Vivi Sundberg se guardó el arma y les hizo una seña a los demás para que la imitaran.

– Vamos a entrar -le dijo al hombre medio desnudo, que no dejaba de tiritar del frío que le llegaba de la calle-. ¿Cómo te llamas?

– Tom.

– ¿Qué más?

– Hansson.

– Bien, pues vamos a entrar, Tom Hansson, así dejarás de pasar frío.
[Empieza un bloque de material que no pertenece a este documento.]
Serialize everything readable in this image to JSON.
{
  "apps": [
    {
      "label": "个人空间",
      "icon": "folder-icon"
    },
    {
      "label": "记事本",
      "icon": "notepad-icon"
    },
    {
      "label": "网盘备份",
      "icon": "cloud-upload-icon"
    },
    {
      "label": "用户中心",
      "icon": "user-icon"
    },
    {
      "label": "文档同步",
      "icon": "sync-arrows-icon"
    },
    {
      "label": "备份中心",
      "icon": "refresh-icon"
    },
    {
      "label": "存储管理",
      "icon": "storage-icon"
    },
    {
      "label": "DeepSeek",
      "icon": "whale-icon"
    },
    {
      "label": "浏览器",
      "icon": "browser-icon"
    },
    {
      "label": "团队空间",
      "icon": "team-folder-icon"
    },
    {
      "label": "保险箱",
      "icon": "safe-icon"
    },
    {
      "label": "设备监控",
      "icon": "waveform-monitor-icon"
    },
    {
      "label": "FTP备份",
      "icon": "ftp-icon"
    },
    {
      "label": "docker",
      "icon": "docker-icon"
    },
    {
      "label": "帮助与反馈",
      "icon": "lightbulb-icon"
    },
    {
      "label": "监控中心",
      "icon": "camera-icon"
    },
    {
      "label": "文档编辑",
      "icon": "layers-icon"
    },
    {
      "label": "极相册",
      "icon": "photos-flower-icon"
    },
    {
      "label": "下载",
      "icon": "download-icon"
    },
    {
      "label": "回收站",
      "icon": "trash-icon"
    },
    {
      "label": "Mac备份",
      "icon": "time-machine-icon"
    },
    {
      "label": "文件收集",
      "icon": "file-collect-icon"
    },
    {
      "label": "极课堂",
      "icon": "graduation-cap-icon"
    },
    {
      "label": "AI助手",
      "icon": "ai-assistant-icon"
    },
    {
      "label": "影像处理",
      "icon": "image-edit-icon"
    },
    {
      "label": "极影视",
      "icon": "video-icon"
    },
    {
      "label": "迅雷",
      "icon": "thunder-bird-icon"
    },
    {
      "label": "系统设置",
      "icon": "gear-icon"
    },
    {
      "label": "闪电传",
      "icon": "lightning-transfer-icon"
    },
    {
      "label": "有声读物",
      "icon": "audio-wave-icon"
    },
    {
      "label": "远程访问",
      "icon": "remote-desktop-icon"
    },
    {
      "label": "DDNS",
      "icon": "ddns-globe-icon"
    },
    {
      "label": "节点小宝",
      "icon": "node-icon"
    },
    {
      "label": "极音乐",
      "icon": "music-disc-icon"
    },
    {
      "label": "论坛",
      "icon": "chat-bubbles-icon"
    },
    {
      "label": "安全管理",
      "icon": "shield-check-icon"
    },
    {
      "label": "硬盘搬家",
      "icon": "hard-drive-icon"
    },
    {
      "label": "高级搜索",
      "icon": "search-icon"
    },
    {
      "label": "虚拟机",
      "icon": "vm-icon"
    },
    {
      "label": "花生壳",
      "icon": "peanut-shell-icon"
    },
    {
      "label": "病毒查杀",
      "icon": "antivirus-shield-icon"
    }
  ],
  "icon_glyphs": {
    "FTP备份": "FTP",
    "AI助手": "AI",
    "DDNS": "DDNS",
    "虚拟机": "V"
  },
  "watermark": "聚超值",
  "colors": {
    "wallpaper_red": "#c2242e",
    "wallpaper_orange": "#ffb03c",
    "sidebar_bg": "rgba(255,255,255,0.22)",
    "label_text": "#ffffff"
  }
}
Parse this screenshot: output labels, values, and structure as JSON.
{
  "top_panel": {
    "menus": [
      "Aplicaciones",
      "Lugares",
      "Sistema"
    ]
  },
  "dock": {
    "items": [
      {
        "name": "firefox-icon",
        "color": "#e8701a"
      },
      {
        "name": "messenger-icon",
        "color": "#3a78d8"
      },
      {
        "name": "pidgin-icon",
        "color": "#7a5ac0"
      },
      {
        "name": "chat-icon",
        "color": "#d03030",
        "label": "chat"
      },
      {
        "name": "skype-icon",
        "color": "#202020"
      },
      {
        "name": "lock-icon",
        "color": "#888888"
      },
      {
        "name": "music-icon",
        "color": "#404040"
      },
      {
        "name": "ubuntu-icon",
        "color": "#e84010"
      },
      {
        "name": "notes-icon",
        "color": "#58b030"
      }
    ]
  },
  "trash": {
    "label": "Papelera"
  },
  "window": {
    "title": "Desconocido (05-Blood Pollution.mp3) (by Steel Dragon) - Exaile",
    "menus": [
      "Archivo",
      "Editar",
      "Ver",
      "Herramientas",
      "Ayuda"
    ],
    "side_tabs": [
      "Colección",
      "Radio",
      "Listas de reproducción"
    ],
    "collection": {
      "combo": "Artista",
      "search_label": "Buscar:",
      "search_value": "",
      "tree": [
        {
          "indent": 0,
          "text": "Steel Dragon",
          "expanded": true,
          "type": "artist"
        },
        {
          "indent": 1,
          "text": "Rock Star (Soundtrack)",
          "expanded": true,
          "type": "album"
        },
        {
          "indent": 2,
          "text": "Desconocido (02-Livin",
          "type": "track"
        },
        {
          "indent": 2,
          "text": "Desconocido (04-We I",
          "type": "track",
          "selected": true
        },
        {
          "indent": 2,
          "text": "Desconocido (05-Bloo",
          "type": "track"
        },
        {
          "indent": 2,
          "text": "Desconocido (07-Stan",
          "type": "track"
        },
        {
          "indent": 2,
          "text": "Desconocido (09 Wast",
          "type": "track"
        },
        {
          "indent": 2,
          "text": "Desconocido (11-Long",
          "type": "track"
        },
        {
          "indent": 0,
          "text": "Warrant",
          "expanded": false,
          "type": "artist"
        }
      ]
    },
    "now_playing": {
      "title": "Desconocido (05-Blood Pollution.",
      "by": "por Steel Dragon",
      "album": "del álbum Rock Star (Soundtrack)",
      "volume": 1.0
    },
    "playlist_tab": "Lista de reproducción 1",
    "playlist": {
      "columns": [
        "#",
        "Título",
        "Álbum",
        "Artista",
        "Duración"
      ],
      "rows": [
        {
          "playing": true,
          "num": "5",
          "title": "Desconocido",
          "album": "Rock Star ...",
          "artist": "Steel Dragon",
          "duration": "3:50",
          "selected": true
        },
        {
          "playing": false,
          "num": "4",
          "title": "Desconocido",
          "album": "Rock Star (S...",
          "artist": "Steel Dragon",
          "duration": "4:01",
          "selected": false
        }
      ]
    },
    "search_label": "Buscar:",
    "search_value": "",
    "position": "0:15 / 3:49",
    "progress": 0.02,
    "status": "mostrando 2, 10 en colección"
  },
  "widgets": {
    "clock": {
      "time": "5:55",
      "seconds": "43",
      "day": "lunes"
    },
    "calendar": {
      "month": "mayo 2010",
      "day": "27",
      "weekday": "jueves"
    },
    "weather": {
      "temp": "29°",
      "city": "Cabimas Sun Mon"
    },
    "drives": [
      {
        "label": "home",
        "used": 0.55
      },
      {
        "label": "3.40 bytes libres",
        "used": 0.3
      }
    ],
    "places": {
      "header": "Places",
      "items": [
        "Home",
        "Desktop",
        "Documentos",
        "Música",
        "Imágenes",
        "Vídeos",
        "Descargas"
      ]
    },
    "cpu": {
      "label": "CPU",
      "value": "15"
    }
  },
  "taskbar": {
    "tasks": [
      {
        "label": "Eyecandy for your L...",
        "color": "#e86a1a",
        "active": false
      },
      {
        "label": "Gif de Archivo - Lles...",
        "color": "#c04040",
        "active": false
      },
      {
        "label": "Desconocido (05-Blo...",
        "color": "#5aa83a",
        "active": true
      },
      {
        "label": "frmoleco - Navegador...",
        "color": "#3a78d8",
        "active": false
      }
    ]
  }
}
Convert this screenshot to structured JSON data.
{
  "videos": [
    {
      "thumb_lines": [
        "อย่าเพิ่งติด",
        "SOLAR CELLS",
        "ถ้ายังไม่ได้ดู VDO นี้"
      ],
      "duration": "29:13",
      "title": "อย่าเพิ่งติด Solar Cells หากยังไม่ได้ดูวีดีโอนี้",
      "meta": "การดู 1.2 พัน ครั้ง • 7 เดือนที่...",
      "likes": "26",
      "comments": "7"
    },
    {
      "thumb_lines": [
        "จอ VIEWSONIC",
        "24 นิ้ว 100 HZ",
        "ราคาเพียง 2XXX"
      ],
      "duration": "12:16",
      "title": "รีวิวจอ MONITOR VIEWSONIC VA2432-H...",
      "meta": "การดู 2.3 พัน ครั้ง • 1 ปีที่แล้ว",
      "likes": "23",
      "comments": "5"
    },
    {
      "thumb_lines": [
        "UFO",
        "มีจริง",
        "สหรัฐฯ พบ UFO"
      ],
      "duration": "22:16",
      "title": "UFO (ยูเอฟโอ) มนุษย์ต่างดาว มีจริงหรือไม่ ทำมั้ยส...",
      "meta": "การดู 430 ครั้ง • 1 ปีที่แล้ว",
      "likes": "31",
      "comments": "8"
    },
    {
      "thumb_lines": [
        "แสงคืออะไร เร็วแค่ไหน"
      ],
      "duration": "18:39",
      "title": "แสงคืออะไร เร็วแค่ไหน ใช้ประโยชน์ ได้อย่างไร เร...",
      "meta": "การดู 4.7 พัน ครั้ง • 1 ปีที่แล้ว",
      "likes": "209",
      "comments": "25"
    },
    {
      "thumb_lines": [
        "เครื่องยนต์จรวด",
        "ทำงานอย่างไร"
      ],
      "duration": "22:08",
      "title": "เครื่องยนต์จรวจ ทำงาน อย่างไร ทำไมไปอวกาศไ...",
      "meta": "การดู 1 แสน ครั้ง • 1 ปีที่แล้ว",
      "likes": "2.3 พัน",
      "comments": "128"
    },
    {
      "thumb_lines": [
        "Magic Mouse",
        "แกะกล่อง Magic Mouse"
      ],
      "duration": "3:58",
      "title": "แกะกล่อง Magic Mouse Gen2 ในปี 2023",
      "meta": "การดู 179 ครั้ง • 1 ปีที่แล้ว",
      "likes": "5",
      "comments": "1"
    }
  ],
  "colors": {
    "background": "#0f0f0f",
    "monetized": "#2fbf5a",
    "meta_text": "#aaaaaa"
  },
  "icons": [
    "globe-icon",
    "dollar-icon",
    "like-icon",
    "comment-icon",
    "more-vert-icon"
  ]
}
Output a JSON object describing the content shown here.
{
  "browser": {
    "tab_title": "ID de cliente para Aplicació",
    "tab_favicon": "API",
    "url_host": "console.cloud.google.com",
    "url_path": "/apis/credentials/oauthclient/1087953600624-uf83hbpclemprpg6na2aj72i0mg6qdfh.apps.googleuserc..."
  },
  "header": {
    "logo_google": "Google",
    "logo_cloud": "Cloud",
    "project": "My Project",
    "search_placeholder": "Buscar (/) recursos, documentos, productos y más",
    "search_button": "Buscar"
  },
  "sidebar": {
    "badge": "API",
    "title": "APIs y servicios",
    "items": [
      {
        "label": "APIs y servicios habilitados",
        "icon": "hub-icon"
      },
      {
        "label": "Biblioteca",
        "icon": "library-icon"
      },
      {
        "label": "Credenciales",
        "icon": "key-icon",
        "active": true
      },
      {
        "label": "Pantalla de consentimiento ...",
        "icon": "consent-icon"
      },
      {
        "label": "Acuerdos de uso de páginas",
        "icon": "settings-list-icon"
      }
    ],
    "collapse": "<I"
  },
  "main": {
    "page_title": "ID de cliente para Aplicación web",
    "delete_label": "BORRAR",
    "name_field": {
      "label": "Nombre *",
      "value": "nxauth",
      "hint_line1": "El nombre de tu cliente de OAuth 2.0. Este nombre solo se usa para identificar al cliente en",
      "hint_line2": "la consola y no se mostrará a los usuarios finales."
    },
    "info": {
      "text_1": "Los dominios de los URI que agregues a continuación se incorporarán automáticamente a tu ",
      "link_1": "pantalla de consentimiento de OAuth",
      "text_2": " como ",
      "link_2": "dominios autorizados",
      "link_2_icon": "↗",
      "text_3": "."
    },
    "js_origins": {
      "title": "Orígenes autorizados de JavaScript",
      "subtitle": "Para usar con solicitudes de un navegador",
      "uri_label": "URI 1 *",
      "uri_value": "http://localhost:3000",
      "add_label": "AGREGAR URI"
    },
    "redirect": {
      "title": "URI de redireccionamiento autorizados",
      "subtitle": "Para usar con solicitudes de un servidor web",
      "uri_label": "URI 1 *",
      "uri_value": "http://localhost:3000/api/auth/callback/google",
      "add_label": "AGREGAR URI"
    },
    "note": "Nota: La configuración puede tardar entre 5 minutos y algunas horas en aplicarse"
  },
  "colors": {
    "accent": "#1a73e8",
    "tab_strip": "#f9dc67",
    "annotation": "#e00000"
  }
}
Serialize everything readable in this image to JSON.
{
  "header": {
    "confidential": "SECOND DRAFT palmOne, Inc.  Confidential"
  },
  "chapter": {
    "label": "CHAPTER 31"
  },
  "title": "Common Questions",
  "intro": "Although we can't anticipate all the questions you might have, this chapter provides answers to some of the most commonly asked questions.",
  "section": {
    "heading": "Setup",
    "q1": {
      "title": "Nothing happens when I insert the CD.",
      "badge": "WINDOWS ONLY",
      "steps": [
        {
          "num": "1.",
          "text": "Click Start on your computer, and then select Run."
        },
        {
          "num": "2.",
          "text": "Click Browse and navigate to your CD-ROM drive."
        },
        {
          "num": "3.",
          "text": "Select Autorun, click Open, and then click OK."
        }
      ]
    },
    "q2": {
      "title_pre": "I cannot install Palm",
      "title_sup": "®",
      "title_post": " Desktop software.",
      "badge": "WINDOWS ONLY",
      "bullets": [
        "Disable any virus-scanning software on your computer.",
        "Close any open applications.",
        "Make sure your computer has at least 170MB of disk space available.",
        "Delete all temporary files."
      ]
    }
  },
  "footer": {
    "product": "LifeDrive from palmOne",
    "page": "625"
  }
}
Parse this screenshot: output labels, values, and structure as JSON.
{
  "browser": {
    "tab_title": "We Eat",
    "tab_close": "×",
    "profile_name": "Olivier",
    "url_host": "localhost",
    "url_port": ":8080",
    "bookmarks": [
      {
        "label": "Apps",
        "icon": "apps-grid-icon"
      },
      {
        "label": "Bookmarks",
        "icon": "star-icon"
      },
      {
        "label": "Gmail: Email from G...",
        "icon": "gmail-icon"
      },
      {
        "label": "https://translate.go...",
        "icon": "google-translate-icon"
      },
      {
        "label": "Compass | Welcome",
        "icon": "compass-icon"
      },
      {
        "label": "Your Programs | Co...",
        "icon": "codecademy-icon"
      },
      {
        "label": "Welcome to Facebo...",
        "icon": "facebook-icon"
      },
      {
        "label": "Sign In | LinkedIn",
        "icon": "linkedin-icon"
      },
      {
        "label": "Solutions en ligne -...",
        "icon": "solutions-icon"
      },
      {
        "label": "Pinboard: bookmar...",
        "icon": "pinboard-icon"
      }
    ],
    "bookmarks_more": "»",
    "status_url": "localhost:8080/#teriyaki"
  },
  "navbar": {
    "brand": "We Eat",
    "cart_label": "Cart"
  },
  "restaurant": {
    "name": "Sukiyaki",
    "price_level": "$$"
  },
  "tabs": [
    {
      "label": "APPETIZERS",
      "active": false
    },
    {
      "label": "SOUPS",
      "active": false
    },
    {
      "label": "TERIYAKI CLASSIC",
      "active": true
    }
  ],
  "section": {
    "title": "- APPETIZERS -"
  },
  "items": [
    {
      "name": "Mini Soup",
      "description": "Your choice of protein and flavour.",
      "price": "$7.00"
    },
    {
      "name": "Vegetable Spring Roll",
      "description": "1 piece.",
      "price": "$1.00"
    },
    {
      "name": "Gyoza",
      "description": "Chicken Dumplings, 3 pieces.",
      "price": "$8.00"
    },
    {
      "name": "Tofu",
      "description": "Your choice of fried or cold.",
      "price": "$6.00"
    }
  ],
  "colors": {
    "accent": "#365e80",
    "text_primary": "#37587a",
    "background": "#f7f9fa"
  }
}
En el interior de la casa la música estaba muy alta. A Vivi Sundberg le dio la impresión de que había altavoces ocultos en todas las habitaciones. Siguió al hombre a través de una sala de estar en total desorden, donde vio a una mujer en camisón, acurrucada en el sofá. El hombre bajó la música y se puso un par de pantalones que había en una silla. Tom Hansson y la mujer del sofá parecían algo mayores que Vivi Sundberg, rondarían los sesenta.

– ¿Qué ha pasado? -preguntó la mujer asustada.

Vivi Sundberg se percató enseguida de su acento tan típico de Estocolmo. Probablemente se habrían mudado hasta allí en aquella época en que los jóvenes de la capital se trasladaban a vivir en el campo con el propósito de llevar una vida sencilla. Vivi decidió ir al grano. El tremendo descubrimiento que acababan de hacer ella y sus colegas la inducía a pensar que aquello era muy urgente. No había razón alguna para no suponer que la persona o personas que habían llevado a cabo aquella macabra matanza bien podían estar a punto de cometer otra similar.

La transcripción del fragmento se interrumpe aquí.